Aichhorn et al (2005)⁹ published a case report of a 23-year-old female diagnosed with paranoid schizophrenia, second episode, 1 week after the delivery of her son. The patient was initiated on 2 mg/day of risperidone. The dose was increased to 3 mg/day on day 10, secondary to poor clinical response associated with low maternal drug plasma levels. The mother fed her infant 6 times a day. Risperidone levels in the mother’s and infant’s serum and the breast milk are presented in the Table: Risperidone (R) and 9-OH-risperidone Concentrations (ng/mL). Fore and hind milk were determined separately, based on the presumption that higher lipid content in hind milk would lead to higher concentrations.

The infant’s psychomotor development in the hospital was normal, and no sedation or adverse events related to risperidone were detected. Two months after discharge and 5 months after risperidone initiation, the mother and baby were well.

Ilett et al (2004)¹⁰ assessed the safety of breastfeeding during maternal risperidone administration by studying the transfer of risperidone and 9-OH-risperidone into the breast milk of 3 women (breastfeeding, n=2; risperidone-induced galactorrhea, n=1). Infant plasma concentrations were measured. Estimates were made with regard to the amount of drug the infant received. The results are listed in the Table: Breast Milk Study Results.

The authors concluded that an infant’s short-term exposure to risperidone via breast milk is unlikely to be a significant hazard, but due to limited data, an individual risk-benefit assessment should be made before making the decision on whether or not to breastfeed during risperidone therapy.

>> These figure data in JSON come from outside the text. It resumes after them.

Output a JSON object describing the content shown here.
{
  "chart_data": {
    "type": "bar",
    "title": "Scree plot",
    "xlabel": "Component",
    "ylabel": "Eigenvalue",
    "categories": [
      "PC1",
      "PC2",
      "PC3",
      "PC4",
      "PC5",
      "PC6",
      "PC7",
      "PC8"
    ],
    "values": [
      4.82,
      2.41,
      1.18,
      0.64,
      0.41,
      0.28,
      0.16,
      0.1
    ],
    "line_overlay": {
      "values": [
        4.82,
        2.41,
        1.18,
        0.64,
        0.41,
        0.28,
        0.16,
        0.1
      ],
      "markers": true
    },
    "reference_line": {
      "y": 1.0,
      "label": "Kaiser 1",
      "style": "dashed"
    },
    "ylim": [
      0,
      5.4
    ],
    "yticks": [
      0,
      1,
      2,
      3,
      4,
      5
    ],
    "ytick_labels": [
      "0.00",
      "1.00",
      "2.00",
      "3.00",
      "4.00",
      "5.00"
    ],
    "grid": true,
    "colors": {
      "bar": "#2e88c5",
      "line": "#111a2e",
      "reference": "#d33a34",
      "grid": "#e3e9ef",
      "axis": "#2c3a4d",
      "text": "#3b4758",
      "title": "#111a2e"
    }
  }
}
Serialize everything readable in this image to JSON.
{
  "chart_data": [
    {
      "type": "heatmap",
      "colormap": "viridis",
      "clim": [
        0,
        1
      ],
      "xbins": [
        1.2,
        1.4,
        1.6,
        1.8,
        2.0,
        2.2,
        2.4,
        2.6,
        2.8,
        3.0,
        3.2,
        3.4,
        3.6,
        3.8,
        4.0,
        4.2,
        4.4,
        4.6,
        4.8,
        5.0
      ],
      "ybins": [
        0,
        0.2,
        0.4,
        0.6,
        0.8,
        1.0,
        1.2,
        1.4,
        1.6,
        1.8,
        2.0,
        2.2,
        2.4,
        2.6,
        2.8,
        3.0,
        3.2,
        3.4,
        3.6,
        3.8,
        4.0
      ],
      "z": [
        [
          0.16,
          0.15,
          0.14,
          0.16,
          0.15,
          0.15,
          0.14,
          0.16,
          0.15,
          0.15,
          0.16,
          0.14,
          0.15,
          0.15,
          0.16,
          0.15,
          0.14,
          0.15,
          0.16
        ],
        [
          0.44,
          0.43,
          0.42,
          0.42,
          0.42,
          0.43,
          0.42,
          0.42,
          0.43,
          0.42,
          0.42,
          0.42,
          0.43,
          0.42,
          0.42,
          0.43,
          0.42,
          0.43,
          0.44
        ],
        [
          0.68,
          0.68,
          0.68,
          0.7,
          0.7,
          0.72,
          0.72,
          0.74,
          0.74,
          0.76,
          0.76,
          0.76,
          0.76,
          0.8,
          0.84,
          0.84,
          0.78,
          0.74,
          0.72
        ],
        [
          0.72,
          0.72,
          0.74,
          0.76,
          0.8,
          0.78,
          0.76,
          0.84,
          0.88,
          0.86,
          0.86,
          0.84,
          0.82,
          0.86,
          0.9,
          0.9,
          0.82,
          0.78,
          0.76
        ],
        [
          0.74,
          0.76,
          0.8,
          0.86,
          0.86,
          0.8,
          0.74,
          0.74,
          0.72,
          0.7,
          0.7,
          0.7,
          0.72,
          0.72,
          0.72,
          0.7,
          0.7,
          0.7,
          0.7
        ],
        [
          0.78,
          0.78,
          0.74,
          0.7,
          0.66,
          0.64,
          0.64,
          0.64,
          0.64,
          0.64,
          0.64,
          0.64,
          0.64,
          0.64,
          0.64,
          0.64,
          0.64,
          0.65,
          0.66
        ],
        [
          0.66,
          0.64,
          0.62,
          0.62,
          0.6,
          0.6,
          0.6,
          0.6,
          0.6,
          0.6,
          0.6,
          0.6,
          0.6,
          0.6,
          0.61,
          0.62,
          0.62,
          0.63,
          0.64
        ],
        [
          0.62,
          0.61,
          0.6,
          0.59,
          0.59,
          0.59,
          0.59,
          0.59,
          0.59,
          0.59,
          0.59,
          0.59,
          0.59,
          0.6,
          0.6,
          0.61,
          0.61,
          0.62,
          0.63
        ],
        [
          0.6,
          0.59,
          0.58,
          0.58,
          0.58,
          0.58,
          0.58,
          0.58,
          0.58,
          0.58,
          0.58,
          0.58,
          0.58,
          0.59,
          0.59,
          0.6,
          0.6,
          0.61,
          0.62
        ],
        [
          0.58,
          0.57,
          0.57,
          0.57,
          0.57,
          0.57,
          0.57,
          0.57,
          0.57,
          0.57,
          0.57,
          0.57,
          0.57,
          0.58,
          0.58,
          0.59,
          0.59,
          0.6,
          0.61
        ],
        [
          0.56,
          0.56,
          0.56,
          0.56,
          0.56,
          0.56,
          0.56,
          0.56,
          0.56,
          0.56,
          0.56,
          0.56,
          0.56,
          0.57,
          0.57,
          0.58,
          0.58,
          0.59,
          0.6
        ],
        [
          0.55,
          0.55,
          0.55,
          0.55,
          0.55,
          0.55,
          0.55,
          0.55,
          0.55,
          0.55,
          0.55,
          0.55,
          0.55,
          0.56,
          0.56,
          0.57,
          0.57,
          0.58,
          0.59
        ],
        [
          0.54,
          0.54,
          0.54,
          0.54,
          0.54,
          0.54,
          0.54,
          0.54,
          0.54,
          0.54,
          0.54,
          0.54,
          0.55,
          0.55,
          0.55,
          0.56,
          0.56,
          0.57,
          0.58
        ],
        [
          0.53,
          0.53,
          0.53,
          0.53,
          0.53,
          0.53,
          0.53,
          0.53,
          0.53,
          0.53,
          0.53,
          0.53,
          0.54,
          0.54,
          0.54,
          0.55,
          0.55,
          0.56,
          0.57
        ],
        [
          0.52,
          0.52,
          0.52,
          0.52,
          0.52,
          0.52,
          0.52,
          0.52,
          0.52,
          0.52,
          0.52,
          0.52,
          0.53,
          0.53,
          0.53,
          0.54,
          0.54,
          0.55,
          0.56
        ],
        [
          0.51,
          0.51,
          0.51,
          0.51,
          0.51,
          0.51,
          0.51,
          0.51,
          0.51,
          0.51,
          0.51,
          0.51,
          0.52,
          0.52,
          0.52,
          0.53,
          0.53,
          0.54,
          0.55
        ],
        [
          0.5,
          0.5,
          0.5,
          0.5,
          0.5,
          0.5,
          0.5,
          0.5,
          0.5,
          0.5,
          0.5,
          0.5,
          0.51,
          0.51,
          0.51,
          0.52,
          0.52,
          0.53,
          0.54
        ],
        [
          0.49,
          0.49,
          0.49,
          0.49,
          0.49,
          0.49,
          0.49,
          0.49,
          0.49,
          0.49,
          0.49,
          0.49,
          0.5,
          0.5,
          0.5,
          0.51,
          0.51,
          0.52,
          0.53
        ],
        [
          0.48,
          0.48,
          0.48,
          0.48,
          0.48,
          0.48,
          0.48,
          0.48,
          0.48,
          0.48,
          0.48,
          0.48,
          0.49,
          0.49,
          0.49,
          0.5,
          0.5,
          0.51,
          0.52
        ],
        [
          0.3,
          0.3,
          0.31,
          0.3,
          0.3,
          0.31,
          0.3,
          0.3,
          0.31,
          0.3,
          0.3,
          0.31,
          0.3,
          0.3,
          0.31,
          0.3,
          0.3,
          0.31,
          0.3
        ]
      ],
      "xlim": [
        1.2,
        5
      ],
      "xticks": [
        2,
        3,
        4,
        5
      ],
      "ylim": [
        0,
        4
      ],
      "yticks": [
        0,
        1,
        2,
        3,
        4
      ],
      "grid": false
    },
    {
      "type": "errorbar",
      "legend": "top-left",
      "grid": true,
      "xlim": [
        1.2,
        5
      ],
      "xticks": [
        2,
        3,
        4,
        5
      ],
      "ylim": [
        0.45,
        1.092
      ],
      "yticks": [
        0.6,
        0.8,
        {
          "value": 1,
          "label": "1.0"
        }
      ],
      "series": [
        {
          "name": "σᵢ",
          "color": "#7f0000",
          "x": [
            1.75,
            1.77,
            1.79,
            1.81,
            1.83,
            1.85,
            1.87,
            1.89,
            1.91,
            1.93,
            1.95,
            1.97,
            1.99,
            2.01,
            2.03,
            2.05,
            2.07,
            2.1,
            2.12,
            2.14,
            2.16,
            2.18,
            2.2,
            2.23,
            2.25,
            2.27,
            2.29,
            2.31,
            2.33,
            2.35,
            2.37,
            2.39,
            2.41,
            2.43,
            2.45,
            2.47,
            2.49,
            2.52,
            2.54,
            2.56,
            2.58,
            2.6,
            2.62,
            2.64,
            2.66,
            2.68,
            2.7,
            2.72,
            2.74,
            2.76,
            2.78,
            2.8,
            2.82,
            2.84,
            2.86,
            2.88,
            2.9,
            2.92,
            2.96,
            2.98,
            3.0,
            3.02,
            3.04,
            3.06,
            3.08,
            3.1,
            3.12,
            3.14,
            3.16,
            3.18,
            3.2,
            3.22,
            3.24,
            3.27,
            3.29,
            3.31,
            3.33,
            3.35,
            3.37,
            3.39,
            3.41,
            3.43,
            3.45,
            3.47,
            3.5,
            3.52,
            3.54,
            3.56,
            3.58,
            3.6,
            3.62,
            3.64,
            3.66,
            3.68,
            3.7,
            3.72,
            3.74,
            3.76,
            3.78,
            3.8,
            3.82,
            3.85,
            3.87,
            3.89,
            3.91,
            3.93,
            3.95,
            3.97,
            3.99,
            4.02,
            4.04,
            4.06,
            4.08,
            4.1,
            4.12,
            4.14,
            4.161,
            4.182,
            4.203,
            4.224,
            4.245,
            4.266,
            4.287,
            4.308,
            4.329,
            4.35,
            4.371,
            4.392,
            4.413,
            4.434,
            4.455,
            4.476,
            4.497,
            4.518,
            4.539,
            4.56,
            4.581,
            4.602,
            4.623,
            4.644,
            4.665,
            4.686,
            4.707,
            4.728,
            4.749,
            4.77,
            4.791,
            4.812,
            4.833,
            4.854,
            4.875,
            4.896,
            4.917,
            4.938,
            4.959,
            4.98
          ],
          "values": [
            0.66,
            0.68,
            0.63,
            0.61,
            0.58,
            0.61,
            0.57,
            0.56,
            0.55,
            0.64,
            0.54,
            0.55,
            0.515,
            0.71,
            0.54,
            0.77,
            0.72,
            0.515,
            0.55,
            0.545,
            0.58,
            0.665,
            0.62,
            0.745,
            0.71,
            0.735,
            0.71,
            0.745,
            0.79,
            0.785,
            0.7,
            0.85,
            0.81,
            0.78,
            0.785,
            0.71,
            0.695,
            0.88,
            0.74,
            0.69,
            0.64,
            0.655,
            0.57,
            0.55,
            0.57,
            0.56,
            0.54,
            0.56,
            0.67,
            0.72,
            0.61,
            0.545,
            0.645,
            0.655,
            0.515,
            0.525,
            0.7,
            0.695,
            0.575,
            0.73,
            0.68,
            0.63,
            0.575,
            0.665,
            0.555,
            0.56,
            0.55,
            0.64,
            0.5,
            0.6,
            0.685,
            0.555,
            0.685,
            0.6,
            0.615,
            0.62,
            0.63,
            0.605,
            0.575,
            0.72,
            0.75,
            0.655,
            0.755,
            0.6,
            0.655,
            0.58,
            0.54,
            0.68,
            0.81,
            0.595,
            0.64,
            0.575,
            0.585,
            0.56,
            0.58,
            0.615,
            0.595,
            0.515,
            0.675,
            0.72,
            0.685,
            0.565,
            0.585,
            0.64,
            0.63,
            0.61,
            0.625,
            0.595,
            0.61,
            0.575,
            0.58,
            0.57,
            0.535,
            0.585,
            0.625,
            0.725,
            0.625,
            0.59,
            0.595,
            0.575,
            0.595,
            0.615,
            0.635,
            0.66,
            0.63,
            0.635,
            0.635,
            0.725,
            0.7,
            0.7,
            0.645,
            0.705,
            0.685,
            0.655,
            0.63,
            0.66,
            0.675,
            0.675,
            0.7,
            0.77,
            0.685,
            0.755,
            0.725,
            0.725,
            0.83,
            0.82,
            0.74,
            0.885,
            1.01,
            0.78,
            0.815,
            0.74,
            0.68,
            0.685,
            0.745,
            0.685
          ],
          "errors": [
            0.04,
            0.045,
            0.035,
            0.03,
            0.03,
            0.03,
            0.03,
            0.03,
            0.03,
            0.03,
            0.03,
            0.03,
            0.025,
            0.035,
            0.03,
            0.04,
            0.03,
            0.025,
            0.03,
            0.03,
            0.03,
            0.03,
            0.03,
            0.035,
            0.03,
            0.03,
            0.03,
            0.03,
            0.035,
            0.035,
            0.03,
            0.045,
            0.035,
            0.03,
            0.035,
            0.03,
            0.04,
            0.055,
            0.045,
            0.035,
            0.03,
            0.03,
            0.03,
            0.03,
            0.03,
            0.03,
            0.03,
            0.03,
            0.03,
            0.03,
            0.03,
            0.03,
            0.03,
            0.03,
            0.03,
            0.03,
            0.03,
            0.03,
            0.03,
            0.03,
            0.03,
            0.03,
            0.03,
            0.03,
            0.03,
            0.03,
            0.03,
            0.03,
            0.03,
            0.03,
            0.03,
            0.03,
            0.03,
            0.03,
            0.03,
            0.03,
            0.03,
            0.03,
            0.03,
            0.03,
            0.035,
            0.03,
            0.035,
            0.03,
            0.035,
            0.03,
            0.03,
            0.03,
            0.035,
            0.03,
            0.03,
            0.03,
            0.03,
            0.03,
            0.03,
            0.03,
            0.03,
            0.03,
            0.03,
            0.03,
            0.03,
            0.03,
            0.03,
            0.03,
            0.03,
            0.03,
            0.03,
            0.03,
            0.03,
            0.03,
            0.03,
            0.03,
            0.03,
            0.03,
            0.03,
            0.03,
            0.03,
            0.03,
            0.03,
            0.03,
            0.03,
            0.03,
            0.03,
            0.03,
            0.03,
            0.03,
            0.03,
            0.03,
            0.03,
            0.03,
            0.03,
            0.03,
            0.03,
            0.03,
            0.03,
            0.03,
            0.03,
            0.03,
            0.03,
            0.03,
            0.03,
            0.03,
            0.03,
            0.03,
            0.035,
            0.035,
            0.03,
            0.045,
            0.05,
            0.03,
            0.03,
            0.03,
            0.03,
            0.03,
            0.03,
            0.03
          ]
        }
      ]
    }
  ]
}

Hill et al (2000)¹¹ discussed a case report of a 21-year-old female with a 2-year history of bipolar disorder. After delivering her baby, she became increasingly withdrawn and depressed, suffering from paranoid delusions and passivity phenomena. She stopped breastfeeding and was started on risperidone. Her risperidone dose was gradually titrated to 6 mg/day. After 1 week on risperidone 6 mg/day, 7 serial samples of plasma and 6 serial samples of breast milk were drawn over a 24-hour period and tested for risperidone and 9-OH-risperidone levels. The researchers concluded that the nursing infant would receive 0.84% of the maternal dose of risperidone and an additional 3.46% from 9-hydroxyrisperidone. The authors concluded that their recommendation to the patient to discontinue nursing was conservative but appropriate.

LITERATURE SEARCH

A literature search of MEDLINE^®, EMBASE^®, BIOSIS Previews^®, and DERWENT Drug File (and/or other resources, including internal/external databases) pertaining to this topic was conducted on 09 May 2024.